Milwaukee Brewer Ryan Braun surpised the baseball world this week by admitting his use of steroids and accepting a suspension. Of course, after failing a drug test and avoiding suspension on a technicality, he only admitted the obvious and after months of denial. I suppose there is some honor in that.
My question for players is why hasn’t the MLB Player’s Association emerged as a stronger voice against PED use? Yes, there should be due process protections for suspected players, but the MLBPA has never stepped out front on this issue. And, yes, there are now indications that times may be changing as I note below. For a long time, however, the pressure has run the opposite direction — protect the users, silence the critics. That’s certainly the case a few years back when Mets player representative, Tom Glavine, told fellow Met Turk Wendell to shut up about PED use.
The campaign to reduce or eliminate steroid use in baseball usually comes across as either a push by outsiders (media, drug testers, former players…) or by league management. Yet, the strongest case is internal — clean players against those who are users. Roy Oswalt stated the case with force in this 2009 MLB.com article:
“It does bother me,” Oswalt said. “Especially for the guys that went out there and did it on talent. We’re always going to have a cloud on us, and that’s not fair at all. “The ones that have come out and admitted it, and are proven guilty, [their numbers] should not count. I’ve been cheated out of the game,” Oswalt continued. “This is my ninth year, and I’ve done nothing to enhance my performance, other than work my butt off to get guys out. These guys [who took PEDs] have all the talent in the world. All-Star talent. And they put times two on it. “I’m going out there with the ability God gave me. They have that ability, too, and they’re putting something on top of it.”

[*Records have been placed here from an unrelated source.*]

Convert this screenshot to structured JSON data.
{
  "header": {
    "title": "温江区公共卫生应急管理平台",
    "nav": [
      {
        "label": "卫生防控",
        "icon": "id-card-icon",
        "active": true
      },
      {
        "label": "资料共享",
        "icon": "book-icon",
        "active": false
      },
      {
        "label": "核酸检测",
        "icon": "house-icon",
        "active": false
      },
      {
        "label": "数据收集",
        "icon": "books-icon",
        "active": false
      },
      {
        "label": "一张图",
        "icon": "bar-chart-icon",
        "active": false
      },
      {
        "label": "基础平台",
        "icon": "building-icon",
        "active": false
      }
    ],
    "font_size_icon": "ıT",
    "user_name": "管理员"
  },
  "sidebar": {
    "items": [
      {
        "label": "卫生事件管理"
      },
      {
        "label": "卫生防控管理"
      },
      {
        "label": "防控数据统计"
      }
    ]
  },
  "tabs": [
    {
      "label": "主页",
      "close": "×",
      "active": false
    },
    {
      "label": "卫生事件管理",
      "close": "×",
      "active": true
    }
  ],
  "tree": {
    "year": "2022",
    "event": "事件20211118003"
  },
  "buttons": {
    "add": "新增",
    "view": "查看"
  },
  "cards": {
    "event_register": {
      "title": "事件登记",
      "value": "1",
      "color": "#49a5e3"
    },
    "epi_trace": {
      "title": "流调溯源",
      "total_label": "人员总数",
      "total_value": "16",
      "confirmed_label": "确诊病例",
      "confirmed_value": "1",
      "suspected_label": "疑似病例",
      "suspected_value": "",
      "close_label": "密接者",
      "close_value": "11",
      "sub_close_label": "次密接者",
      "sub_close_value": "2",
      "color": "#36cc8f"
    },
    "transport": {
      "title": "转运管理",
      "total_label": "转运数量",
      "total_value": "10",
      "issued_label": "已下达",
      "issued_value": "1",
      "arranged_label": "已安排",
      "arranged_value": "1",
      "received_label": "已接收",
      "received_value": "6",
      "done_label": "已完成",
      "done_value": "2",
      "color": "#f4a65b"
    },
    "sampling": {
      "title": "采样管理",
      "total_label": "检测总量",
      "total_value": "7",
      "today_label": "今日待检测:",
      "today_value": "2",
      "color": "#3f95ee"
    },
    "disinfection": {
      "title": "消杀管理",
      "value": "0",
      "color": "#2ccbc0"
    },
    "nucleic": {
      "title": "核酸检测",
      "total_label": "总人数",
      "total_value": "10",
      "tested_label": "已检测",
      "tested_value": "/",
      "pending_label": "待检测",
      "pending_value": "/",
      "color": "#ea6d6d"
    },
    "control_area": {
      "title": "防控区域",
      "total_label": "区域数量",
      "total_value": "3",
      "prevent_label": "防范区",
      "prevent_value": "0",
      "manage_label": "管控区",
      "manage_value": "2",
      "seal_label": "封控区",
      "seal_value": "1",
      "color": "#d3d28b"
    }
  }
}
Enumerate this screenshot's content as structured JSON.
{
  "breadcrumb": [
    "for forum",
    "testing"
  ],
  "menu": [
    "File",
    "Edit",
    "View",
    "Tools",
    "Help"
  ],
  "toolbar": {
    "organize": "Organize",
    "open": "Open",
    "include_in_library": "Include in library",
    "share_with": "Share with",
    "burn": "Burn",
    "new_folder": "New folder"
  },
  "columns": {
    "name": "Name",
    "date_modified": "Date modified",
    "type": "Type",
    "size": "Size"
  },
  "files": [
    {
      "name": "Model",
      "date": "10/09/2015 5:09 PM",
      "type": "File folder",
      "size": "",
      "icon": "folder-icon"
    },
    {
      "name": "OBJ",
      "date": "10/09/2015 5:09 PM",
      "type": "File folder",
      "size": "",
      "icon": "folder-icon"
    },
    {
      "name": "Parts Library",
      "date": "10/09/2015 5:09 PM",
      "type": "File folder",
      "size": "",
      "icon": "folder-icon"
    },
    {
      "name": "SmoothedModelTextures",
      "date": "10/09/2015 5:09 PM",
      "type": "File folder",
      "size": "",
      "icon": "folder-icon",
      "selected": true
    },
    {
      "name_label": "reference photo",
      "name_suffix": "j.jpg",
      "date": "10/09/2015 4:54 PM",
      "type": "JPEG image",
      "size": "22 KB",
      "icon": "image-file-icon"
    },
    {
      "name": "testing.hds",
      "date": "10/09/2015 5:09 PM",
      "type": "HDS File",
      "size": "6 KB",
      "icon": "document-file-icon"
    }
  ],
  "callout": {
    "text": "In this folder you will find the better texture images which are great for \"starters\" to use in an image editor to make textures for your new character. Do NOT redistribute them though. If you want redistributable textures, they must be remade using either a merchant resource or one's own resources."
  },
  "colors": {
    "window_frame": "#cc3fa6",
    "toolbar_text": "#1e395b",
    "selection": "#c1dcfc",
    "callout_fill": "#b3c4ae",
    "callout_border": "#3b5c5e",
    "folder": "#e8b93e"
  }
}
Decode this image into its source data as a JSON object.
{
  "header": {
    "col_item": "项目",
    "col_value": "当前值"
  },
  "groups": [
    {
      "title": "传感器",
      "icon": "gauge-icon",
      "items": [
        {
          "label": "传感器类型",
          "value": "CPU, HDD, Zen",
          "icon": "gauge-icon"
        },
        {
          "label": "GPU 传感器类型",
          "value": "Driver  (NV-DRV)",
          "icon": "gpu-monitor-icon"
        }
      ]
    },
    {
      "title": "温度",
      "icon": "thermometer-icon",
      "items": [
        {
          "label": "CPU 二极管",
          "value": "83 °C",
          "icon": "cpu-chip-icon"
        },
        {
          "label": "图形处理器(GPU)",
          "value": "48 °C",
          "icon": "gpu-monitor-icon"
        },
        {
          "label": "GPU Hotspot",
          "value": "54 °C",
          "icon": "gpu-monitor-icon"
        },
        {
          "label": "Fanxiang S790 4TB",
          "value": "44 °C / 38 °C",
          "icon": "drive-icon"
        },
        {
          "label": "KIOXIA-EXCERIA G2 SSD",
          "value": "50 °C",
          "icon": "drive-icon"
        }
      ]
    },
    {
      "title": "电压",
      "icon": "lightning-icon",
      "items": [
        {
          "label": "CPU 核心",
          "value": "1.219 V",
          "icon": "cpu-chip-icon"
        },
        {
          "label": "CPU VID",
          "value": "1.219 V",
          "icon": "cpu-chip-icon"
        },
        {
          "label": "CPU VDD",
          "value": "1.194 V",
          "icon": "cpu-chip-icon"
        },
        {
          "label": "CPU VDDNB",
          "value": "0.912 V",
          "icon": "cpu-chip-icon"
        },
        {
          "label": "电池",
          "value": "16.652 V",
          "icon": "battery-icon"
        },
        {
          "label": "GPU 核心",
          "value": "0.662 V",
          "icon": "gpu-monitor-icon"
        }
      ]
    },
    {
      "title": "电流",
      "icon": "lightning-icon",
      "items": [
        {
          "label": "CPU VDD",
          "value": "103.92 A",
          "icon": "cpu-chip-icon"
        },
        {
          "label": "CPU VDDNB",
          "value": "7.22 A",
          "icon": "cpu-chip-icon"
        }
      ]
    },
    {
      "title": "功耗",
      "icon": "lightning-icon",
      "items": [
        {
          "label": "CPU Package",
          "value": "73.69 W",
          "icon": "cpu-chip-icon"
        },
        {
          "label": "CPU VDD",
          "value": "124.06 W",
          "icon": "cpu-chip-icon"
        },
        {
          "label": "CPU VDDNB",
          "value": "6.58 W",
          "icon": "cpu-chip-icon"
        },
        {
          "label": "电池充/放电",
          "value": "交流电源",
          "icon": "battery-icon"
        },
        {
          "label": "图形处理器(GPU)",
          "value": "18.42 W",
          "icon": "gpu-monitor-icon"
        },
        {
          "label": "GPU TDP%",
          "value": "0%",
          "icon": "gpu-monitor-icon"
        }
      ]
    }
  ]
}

Such strong statements by players are rarely heard and certainly not taken up as a banner by the Player’s Association. Roy Oswalt is not the voice of the MLPA. The internal politics of the MLBPA that continues to drag its feet intrigues me. What drives this deference to users? Why isn’t the MLBPA out front on the matter? Why isn’t it pushing for longer suspensions and more frequent testing? Why are players still snared by backdoor investigations of labs rather than up front testing? The political possibilities include:
1. A majority of players are users and dominate the MLBPA’s voice through sheer numbers. That would not have been hard to believe in the 1990s or early 2000s, if the now believable statements by players like Jose Canseco or Ken Caminiti were, indeed, accurate. While, clearly, many players are still using, one would think that the percentage has dropped, even with MLB’s rather weak testing and penalties.
2. Star players are at risk who have greater than average influence on the association’s leadership. Whether Ryan Braun, or players on the list associated with the Florida lab such as Alex Rodriguez, these are high profile players. Their status makes player reps and union leadership reluctant to be aggressive.
3. The institutional culture of the MLBPA enforces a fraternal conspiracy of silence. Members of close-knit organizations or insiders frequently adopt standards that strongly discourage negative revelations, even when it works to the detriment of the group, and, in retrospect, even seems stupid down the line. Anyone who steps out of line becomes a disloyal “narc.” This kind of thing is seen among police, military units, and even in the Penn State case. Glavine’s assault on Wendell fits this to a tee.
Whichever of these or some combination of them have held sway, a couple of pieces by ESPN’s Buster Olney signal that the non-user players are becoming more vocal against the users.